高池葉子+尾野克矩+佐藤緋里 / 高池葉子建築設計事務所が設計した、千葉・いすみ市の「森の書庫と離れ」です。
設計者が父親の為に手掛けた“1万冊を収める書庫”等の計画です。建築家は、沢山の書籍の収容を意図し、ジグザグの壁を“巻貝”のように配置する構成を考案しました。また、先進企業と地域大工の技術を掛け合わせた“最先端ローカル”も意図されました。
本建築の内覧会が、2024年12月14日(土)に開催されます(詳細は記事末尾に掲載)。参加申込はこちらから(締切:2024年12月11日まで)。
千葉県いすみ市の小さな山の頂上に、1万冊の本を収容する書庫と離れをつくった。
約40年前、私の父がこの地の山荘を購入し週末に通い果樹の手入れをしながら、毎月友人を招待し季節の恵みを楽しんできた。父がライフワークとして収集した本をアーカイブとして残したいと願い、書庫をつくることとなった。
また、私は学生時代からこれまで作成したすべての模型をこの山荘に運んでいた。いよいよ模型の置き場がなくなり、書庫の隣に建築模型を納める離れを同時につくらせてもらうことになった。
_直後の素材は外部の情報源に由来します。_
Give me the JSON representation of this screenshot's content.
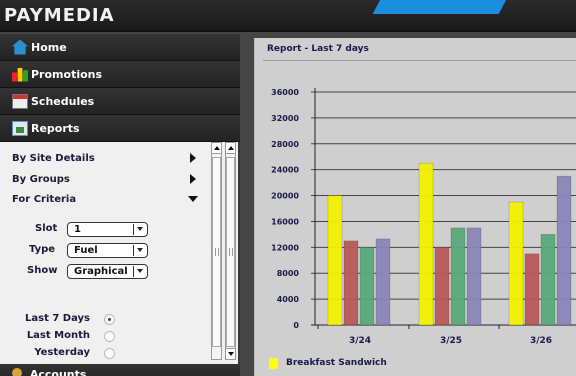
{
  "app": {
    "logo": "PAYMEDIA",
    "accent_color": "#1a8fe0"
  },
  "nav": [
    {
      "label": "Home",
      "icon": "home-icon"
    },
    {
      "label": "Promotions",
      "icon": "bar-chart-icon"
    },
    {
      "label": "Schedules",
      "icon": "calendar-icon"
    },
    {
      "label": "Reports",
      "icon": "report-icon"
    }
  ],
  "criteria": {
    "by_site_details": "By Site Details",
    "by_groups": "By Groups",
    "for_criteria": "For Criteria",
    "slot_label": "Slot",
    "slot_value": "1",
    "type_label": "Type",
    "type_value": "Fuel",
    "show_label": "Show",
    "show_value": "Graphical",
    "ranges": [
      {
        "label": "Last 7 Days",
        "selected": true
      },
      {
        "label": "Last Month",
        "selected": false
      },
      {
        "label": "Yesterday",
        "selected": false
      }
    ]
  },
  "accounts_label": "Accounts",
  "report": {
    "title": "Report - Last 7 days"
  },
  "chart_data": {
    "type": "bar",
    "categories": [
      "3/24",
      "3/25",
      "3/26"
    ],
    "ylim": [
      0,
      36000
    ],
    "yticks": [
      0,
      4000,
      8000,
      12000,
      16000,
      20000,
      24000,
      28000,
      32000,
      36000
    ],
    "series": [
      {
        "name": "Breakfast Sandwich",
        "color": "#f2f200",
        "values": [
          20000,
          25000,
          19000
        ]
      },
      {
        "name": "",
        "color": "#b85a5a",
        "values": [
          13000,
          12000,
          11000
        ]
      },
      {
        "name": "",
        "color": "#5aaa7a",
        "values": [
          12000,
          15000,
          14000
        ]
      },
      {
        "name": "",
        "color": "#8a86b8",
        "values": [
          13300,
          15000,
          23000
        ]
      }
    ],
    "legend": [
      "Breakfast Sandwich"
    ],
    "grid": true
  }
}
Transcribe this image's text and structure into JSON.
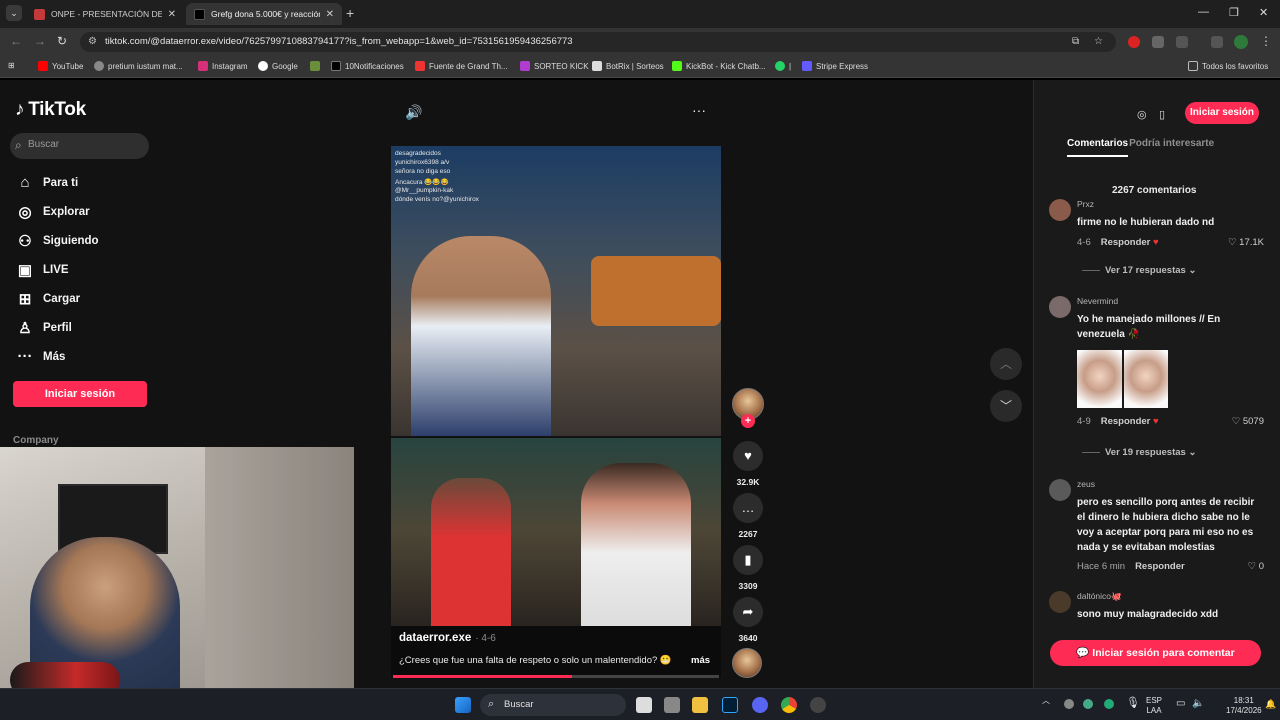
{
  "browser": {
    "tabs": [
      {
        "title": "ONPE - PRESENTACIÓN DE RE",
        "active": false
      },
      {
        "title": "Grefg dona 5.000€ y reacción d",
        "active": true
      }
    ],
    "url": "tiktok.com/@dataerror.exe/video/7625799710883794177?is_from_webapp=1&web_id=7531561959436256773",
    "bookmarks": [
      "YouTube",
      "pretium iustum mat...",
      "Instagram",
      "Google",
      "10Notificaciones",
      "Fuente de Grand Th...",
      "SORTEO KICK",
      "BotRix | Sorteos",
      "KickBot - Kick Chatb...",
      "Stripe Express"
    ],
    "bookmarks_right": "Todos los favoritos"
  },
  "tiktok": {
    "logo": "TikTok",
    "search_placeholder": "Buscar",
    "nav": [
      {
        "label": "Para ti",
        "icon": "home-icon"
      },
      {
        "label": "Explorar",
        "icon": "compass-icon"
      },
      {
        "label": "Siguiendo",
        "icon": "people-icon"
      },
      {
        "label": "LIVE",
        "icon": "live-icon"
      },
      {
        "label": "Cargar",
        "icon": "upload-icon"
      },
      {
        "label": "Perfil",
        "icon": "profile-icon"
      },
      {
        "label": "Más",
        "icon": "more-icon"
      }
    ],
    "login_label": "Iniciar sesión",
    "company_label": "Company",
    "video": {
      "username": "dataerror.exe",
      "date": "4-6",
      "description": "¿Crees que fue una falta de respeto o solo un malentendido? 😬",
      "more_label": "más",
      "progress": 0.55,
      "chat_lines": [
        "desagradecidos",
        "yunichirox6398 a/v",
        "señora no diga eso",
        "Ancacura 😂😂😂",
        "@Mr__pumpkin-kak",
        "dónde venís no?@yunichirox"
      ]
    },
    "actions": {
      "likes": "32.9K",
      "comments": "2267",
      "saves": "3309",
      "shares": "3640"
    }
  },
  "panel": {
    "login_label": "Iniciar sesión",
    "tabs": [
      "Comentarios",
      "Podría interesarte"
    ],
    "comment_count": "2267 comentarios",
    "reply_label": "Responder",
    "comments": [
      {
        "user": "Prxz",
        "text": "firme no le hubieran dado nd",
        "date": "4-6",
        "likes": "17.1K",
        "replies": "Ver 17 respuestas",
        "avatar_color": "#8a5a4a"
      },
      {
        "user": "Nevermind",
        "text": "Yo he manejado millones // En venezuela 🥀",
        "date": "4-9",
        "likes": "5079",
        "replies": "Ver 19 respuestas",
        "avatar_color": "#7a6a6a"
      },
      {
        "user": "zeus",
        "text": "pero es sencillo porq antes de recibir el dinero le hubiera dicho sabe no le voy a aceptar porq para mi eso no es nada y se evitaban molestias",
        "date": "Hace 6 min",
        "likes": "0",
        "replies": "",
        "avatar_color": "#5a5a5a"
      },
      {
        "user": "daltónico🐙",
        "text": "sono muy malagradecido xdd",
        "date": "",
        "likes": "",
        "replies": "",
        "avatar_color": "#4a3a2a"
      }
    ],
    "comment_login_label": "Iniciar sesión para comentar"
  },
  "taskbar": {
    "search_label": "Buscar",
    "lang_top": "ESP",
    "lang_bottom": "LAA",
    "time": "18:31",
    "date": "17/4/2026"
  },
  "colors": {
    "accent": "#fe2c55",
    "page_bg": "#121212",
    "panel_bg": "#1a1a1a"
  }
}
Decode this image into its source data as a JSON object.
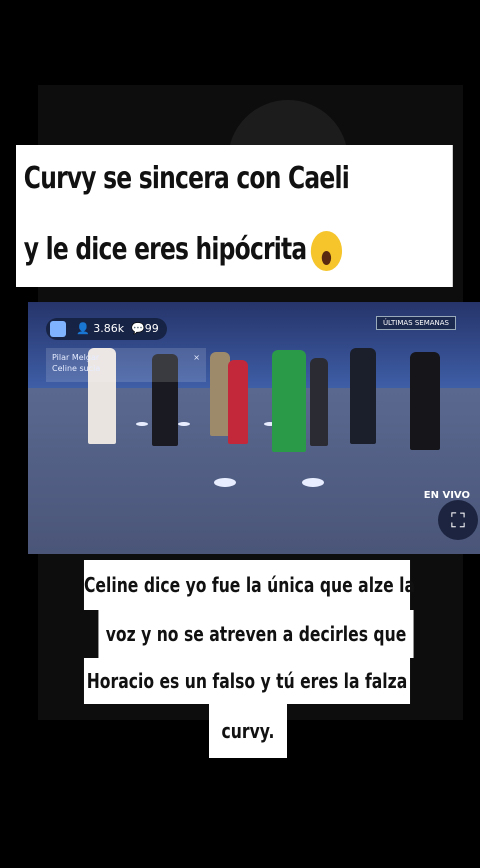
{
  "title": {
    "line1": "Curvy se sincera con Caeli",
    "line2": "y le dice eres hipócrita"
  },
  "video": {
    "viewers": "3.86k",
    "comments_count": "99",
    "comment_user": "Pilar Melgar",
    "comment_text": "Celine sucia",
    "close_glyph": "×",
    "badge": "ÚLTIMAS SEMANAS",
    "live_text": "EN VIVO",
    "fullscreen_glyph": "⛶"
  },
  "caption": {
    "line1": "Celine dice yo fue la única que alze la",
    "line2": "voz  y no se  atreven a decirles que",
    "line3": "Horacio es un falso y tú eres la falza",
    "line4": "curvy."
  }
}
書庫に納める本は専門書が多く、将来的には小さな図書館として研究者や地域の方たちに開放する。また、離れも見せる倉庫として、訪れた方に建築模型を自由に眺めてもらう場所とする予定である。
山荘の周辺は空き家が多く、深刻な過疎化が進んでいる場所にただでさえ人が寄り付かなさそうな書庫と離れをつくる。このテーマにどう向き合うのか。
書庫は、この地に訪れたくなる動機付けのひとつとして、みんなが見に行きたくなるような特徴的なかたちの建物を提案した。
コンパクトなスペースの中にできる限りたくさんの本が置けるよう、ジグザグの壁を巻貝のように囲い込み外壁の周長をかせぎ、内部に小さな閲覧スペースを設けた。
敷地は鬱蒼とした森の中であるが、かろうじて樹上から光が差し込んでくる。極力直射日光を本に当てないために開口部は2枚の屋根をずらし、ハイサイドライトからの光のみを取り入れるようにした。内部の約6mのスパンは鉄骨のトラスで飛ばしている。
この屋根形状を実現するためには、野地板を放射状に張れるように登り梁の天端をすべて異なる角度で斜めカットする必要がある。3D加工機でプレカットを行うことで、複雑な形状もスムーズに加工することができた。
ハイサイドライトは、山の中へも搬入がしやすく耐候性、耐久性に優れたETFEフィルムを用いた。外壁は敷地の山の土を用いて20人のボランティアと一緒にワークショップ形式で塗り込んだ。伐採期限が過ぎている現地のスギ林を、この機会に数十本間伐し皮を剥ぎ、スギ皮を外壁の一部に張り付けた。